Each successive regional growth strategy has become more prescriptive to ensure the success of regional goals.

The Livable Region Strategic Plan from the 90s was big on vision but light on how member municipalities could achieve that vision.

Metro 2050 prescriptiveness ensures that the regional district can meet our shared goals.

For example, to help achieve the goal of focusing growth in existing urban areas, the draft regional growth strategy states that member municipalities must “reduce residential and commercial parking requirements in Urban Centres and Frequent Transit Development Areas and consider the use of parking maximums.”

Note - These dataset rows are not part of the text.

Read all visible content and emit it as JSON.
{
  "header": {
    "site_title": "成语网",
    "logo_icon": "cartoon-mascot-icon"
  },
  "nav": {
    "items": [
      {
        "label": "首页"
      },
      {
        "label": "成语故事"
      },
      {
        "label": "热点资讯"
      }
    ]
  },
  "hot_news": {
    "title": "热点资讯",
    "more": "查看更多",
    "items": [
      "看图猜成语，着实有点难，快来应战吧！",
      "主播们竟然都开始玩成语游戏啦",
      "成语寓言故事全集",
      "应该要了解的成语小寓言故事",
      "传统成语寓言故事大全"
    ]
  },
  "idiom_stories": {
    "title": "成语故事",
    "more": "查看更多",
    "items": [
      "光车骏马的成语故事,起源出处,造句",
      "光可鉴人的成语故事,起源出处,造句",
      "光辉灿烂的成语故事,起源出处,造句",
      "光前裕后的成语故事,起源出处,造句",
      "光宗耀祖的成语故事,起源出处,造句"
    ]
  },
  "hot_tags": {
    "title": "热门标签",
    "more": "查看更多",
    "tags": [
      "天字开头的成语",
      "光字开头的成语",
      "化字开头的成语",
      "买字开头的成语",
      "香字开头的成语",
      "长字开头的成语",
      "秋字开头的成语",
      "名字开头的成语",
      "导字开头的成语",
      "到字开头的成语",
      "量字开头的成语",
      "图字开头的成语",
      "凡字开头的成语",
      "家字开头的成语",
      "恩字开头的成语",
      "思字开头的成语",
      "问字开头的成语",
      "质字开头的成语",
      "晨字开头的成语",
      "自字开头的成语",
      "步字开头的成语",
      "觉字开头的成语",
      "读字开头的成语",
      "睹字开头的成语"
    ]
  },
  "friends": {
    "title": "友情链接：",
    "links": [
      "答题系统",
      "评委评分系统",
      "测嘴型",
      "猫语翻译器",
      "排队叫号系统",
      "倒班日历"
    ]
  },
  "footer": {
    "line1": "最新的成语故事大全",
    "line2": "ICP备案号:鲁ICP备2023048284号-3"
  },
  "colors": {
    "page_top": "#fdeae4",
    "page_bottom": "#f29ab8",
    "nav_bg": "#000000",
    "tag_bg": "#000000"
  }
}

Sometimes, this prescriptiveness is unhelpful. For example, regional district staff proposed a complex hierarchy of Frequent Transit Development Areas. Several member municipalities and stakeholders, including Langley City Council, thought it was confusing and didn’t seem to help further regional goals.

Other areas of concern include:

  • The regional affordable housing target of 15% target being not enough or too much
  • Enabling limited residential uses on Employment Lands (Office Parks/Industrial Areas) that are within 200m of rapid transit stations

As a result, Metro Vancouver staff will remove the Frequent Transit Development Area Sub-Types section and update wording around affordable housing targets, clarifying that it is a region-wide, not a municipal target, from Metro 2050.

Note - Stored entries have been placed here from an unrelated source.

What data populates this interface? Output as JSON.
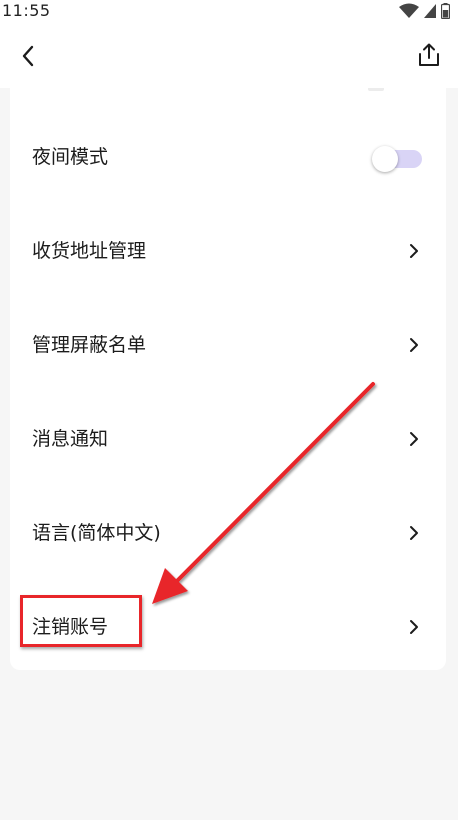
{
  "status_bar": {
    "time": "11:55",
    "icons": [
      "wifi-icon",
      "signal-icon",
      "battery-icon"
    ]
  },
  "header": {
    "back_icon": "chevron-left-icon",
    "share_icon": "share-icon"
  },
  "settings": {
    "items": [
      {
        "label": "夜间模式",
        "control": "toggle",
        "toggle_on": false
      },
      {
        "label": "收货地址管理",
        "control": "chevron"
      },
      {
        "label": "管理屏蔽名单",
        "control": "chevron"
      },
      {
        "label": "消息通知",
        "control": "chevron"
      },
      {
        "label": "语言(简体中文)",
        "control": "chevron"
      },
      {
        "label": "注销账号",
        "control": "chevron"
      }
    ]
  },
  "colors": {
    "background": "#f6f6f6",
    "card": "#ffffff",
    "toggle_track": "#d9d4f6",
    "annotation": "#e8262a"
  }
}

For residential uses on Employment Lands, Metro Vancouver staff are updating the draft of Metro 2050 to limit it to accessory caretaker units or allowing residential uses located only on the upper floors of buildings with commercial and light industrial on the ground floor within 200 metres of a rapid transit station.

Metro 2050 will contain additional content related to Indigenous perspectives and priorities.

Other proposed changes to the draft of Metro 2050 are either minor or technical. In the January 14, 2022 Metro Vancouver Regional Regional Planning Committee Agenda, you can read more.

Of interest is that Surrey Council did not submit any feedback about Metro 2050 and requested that regional district staff “schedule a workshop with Surrey Council to provide an opportunity to review and ask questions regarding the draft Regional Growth Strategy.”

Hopefully, it will be a productive workshop. Metro Vancouver staff are also working with the District of North Vancouver and Coquitlam to work through their concerns.

As I noted yesterday, all member municpalities and treaty First Nation must approve the regional growth strategy. If Surrey, the District of North Vancouver, or Coquitlam Councils do not support Metro 2050, it will not move forward.